Seventeen Daviess County Public Schools teachers were involved last year in learning strategies designed to give students “a voice and a choice” in how they learn, and now are putting those strategies to work in classrooms at five schools across the district.
These educators are part of the nation’s largest effort to personalize learning in America’s public school districts. The project, titled kid-FRIENDLy, is a $41 million effort underway in 22 Kentucky school districts who are members of the Green River Regional and Ohio Valley educational cooperatives. kid-FRIENDLy stands for “Kids – Focused, Responsible, Imaginative, Engaged, Determined to Learn.” kid-FRIENDLy is the largest “Race to the Top” District project funded by the U.S. Department of Education. For more information, visit www.kidfriendlyky.com.
kid-FRIENDLy provided participating DCPS teachers with $12,500 to refine new practices they have developed based on the premise that students who direct their own learning will develop the initiative, responsibility and ability to plan, prioritize and problem-solve – skills employers across America emphasize are necessary for success in the 21st Century economy.
East View Elementary School educators Melanie Duckwall, Dennis Millay and Kari Kinder will assist students with the building and maintenance of an on-site greenhouse to provide innovative learning opportunities in an outdoor environment.

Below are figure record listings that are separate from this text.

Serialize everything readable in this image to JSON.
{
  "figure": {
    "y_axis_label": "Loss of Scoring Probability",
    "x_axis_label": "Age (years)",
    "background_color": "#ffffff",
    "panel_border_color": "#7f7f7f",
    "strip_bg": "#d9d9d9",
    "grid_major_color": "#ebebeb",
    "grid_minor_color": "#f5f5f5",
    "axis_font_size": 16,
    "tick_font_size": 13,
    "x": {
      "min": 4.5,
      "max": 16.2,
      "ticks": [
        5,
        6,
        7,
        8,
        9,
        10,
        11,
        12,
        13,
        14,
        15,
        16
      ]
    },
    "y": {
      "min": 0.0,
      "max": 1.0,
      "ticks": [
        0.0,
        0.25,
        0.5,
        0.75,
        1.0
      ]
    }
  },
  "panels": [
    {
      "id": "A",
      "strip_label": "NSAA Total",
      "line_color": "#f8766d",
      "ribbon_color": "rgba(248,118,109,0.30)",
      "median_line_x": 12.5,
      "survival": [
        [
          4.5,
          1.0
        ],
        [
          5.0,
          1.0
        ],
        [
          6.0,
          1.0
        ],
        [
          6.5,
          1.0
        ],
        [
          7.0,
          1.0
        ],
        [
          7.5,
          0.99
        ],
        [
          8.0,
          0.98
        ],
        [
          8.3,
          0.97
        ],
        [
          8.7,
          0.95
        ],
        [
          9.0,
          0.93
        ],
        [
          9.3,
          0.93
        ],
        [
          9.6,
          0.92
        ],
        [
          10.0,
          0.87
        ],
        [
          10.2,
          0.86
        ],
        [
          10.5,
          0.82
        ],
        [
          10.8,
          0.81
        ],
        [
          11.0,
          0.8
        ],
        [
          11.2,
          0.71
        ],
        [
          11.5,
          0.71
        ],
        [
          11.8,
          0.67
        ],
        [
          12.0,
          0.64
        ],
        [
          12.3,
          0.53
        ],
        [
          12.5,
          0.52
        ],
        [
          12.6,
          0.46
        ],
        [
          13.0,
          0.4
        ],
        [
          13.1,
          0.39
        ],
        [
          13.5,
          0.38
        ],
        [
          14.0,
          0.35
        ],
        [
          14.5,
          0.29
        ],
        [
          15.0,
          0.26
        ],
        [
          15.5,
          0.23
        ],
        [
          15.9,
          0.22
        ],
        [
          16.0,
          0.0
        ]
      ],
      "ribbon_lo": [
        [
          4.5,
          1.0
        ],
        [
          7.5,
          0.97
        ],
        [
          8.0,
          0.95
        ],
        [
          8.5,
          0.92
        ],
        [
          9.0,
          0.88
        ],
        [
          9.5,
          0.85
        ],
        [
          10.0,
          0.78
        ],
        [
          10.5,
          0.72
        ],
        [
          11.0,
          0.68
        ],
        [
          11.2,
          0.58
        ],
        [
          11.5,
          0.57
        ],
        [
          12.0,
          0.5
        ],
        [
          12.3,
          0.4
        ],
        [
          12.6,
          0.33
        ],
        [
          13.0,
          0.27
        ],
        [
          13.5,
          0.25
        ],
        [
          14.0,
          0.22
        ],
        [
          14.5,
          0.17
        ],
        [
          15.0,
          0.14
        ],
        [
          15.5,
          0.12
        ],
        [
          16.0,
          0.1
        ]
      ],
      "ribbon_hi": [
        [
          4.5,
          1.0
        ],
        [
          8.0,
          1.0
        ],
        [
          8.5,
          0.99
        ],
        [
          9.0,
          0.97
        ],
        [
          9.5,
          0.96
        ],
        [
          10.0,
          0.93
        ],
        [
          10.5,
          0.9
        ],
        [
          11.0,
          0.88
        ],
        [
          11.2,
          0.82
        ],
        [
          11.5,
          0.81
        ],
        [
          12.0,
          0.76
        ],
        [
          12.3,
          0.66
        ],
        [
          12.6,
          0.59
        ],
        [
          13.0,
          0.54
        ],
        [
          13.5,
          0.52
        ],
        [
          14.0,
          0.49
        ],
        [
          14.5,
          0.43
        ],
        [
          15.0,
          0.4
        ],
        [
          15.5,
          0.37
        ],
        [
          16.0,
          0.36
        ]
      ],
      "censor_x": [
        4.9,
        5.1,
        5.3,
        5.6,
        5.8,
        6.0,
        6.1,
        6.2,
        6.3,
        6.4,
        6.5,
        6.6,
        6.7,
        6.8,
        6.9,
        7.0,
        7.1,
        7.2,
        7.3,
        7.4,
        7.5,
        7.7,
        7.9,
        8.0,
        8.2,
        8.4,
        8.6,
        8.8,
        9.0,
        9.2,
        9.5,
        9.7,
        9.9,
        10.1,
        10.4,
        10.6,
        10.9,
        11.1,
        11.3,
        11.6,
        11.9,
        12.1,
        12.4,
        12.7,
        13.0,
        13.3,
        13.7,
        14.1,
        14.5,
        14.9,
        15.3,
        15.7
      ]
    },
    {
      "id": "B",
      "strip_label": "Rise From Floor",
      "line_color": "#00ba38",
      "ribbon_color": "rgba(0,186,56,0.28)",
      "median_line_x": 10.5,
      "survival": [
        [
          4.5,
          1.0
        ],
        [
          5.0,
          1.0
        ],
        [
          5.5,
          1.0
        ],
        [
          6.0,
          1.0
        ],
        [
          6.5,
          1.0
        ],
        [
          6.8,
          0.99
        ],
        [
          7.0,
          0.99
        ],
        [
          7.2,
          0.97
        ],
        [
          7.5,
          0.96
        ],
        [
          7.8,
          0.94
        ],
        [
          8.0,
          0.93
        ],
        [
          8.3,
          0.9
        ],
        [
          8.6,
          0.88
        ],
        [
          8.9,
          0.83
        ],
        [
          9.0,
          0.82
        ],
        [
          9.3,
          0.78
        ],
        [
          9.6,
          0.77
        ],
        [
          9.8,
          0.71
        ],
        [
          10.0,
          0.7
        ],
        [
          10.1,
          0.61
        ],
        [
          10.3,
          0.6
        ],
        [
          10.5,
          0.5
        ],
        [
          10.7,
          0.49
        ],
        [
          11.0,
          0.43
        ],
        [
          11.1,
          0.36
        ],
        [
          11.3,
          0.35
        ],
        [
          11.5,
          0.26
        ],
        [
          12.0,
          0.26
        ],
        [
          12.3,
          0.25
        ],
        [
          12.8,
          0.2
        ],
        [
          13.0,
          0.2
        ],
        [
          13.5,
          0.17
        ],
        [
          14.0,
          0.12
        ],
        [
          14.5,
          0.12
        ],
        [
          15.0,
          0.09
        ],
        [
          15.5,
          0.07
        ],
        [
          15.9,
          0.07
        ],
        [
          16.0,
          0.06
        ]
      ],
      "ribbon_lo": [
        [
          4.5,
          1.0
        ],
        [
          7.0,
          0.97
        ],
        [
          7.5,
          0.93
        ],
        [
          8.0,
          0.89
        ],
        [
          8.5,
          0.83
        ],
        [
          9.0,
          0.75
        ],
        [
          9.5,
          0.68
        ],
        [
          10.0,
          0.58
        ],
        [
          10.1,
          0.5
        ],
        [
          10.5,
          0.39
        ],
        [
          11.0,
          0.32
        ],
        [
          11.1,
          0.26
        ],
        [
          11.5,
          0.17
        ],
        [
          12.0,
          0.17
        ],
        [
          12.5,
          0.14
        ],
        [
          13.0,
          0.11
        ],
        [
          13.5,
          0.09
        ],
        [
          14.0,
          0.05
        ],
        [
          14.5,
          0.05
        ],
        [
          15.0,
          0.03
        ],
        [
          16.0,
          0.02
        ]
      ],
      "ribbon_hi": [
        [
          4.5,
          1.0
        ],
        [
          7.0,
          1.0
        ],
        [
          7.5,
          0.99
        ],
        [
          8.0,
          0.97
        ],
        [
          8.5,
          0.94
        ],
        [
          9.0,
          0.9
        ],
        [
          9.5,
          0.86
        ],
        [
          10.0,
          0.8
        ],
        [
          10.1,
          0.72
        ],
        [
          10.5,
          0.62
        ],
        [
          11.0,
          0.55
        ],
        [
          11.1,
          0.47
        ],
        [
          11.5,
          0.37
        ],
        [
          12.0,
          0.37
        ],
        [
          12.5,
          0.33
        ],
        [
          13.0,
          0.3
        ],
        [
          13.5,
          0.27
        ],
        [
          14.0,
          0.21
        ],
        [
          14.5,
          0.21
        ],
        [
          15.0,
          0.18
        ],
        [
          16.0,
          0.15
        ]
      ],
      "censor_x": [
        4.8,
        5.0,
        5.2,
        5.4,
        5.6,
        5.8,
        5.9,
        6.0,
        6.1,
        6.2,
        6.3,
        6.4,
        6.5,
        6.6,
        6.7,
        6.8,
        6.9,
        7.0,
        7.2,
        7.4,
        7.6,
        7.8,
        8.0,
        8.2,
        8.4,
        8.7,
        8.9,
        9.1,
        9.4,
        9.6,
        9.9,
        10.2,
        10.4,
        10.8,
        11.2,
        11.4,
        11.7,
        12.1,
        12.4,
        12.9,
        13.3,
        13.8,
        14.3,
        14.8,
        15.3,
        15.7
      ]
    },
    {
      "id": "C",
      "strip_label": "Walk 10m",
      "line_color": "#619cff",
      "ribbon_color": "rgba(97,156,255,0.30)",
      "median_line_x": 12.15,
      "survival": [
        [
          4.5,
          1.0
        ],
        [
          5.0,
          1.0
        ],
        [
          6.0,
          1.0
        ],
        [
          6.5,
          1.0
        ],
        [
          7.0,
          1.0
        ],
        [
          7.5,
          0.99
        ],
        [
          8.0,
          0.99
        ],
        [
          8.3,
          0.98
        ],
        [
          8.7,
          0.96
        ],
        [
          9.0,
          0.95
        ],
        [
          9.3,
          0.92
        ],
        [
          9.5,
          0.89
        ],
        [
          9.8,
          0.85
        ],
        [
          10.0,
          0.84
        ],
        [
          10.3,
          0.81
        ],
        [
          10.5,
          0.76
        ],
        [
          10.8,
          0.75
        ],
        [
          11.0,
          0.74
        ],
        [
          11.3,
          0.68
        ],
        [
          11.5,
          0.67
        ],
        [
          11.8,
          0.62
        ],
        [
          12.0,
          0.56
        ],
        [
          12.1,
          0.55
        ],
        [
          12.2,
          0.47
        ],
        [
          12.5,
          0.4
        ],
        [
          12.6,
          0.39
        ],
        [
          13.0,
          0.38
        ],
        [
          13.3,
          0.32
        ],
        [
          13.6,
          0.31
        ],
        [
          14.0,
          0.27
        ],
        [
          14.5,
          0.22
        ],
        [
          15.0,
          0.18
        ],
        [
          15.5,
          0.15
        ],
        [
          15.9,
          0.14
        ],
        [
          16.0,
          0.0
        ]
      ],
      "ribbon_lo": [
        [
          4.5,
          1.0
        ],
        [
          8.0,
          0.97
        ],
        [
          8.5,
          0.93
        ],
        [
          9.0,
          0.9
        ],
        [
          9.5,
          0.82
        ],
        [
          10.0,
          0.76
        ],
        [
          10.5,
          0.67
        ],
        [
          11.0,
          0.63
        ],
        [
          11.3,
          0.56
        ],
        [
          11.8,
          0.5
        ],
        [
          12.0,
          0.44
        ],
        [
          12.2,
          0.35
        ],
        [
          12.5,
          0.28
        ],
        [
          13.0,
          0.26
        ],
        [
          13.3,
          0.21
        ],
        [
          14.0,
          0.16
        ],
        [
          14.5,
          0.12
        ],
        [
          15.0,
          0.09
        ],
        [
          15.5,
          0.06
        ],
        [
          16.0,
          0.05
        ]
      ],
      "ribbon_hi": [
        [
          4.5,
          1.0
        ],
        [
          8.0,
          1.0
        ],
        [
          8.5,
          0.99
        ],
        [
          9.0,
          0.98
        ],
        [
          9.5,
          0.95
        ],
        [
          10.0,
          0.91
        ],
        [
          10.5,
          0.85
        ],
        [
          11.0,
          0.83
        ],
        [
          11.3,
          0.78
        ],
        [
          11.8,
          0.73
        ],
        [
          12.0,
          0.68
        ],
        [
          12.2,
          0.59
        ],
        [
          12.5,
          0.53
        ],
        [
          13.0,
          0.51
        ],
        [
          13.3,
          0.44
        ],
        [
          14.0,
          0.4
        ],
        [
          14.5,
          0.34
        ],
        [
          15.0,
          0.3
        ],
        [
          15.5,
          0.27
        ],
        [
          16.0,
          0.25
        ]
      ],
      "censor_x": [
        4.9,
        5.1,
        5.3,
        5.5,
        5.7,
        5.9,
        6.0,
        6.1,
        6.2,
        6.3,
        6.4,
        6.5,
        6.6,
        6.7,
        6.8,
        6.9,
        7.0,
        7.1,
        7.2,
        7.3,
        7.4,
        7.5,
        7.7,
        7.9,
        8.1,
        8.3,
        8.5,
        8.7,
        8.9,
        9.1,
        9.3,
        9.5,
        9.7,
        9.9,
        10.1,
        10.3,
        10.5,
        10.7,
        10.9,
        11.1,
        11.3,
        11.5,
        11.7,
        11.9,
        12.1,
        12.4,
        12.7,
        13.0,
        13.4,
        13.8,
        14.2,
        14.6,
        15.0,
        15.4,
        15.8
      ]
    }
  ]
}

The purchase of Chromebooks and other technology will enhance students’ learning experience.
Burns Middle School educators Mollie Willett, Katie Blandford, Kim Newcomer, Jessica Morris and Stephanie Snyder will purchase iPads to develop individual learning strategies where students can view lessons, conduct research and review concepts at their own pace until skills are mastered.
Daviess County Middle School teachers Lyndsey Kunze, Sara Appleby and Olga Payne will continue their Communities of Practice participation and will continue implementation of self-paced learning with the purchase of iPad minis, Chromecast, speakers and other materials.
Highland Elementary School teachers Erin McCormick, Katie Freeman and Kraton Dodson will offer students personalized learning stations with new chairs, bean bag chairs, soft seats and ottomans to encourage independence and self-motivation.
Audubon Elementary School teachers Tina Jennings, Bonita French and Jessica Sanders are focusing on providing students with warm, kid- friendly environment that includes a variety of seating options that allow students to explore and master content at their own pace.
These 17 educators joined more than 250 Teacher Leaders who are developing teaching practices to personalize learning for approximately 60,000 students at 112 schools involved in kid-FRIENDLy. These Teacher Leaders have committed to be innovators and risk-takers as they work toward their shared goal of ultimately influencing change and growth among their peers.
GRREC and OVEC have coaches on staff who support the Teacher Leaders as they craft personal innovation plans. These coaches also work with teachers in their classrooms, at regional learning forums and through online collaboration.
This year, Teacher Leaders will develop Learning Labs, where they will share new instructional strategies with their peers. The Learning Labs will become Demonstration Classrooms that will be open to teachers across Kentucky and the nation who are looking for strategies to personalize learning for their students.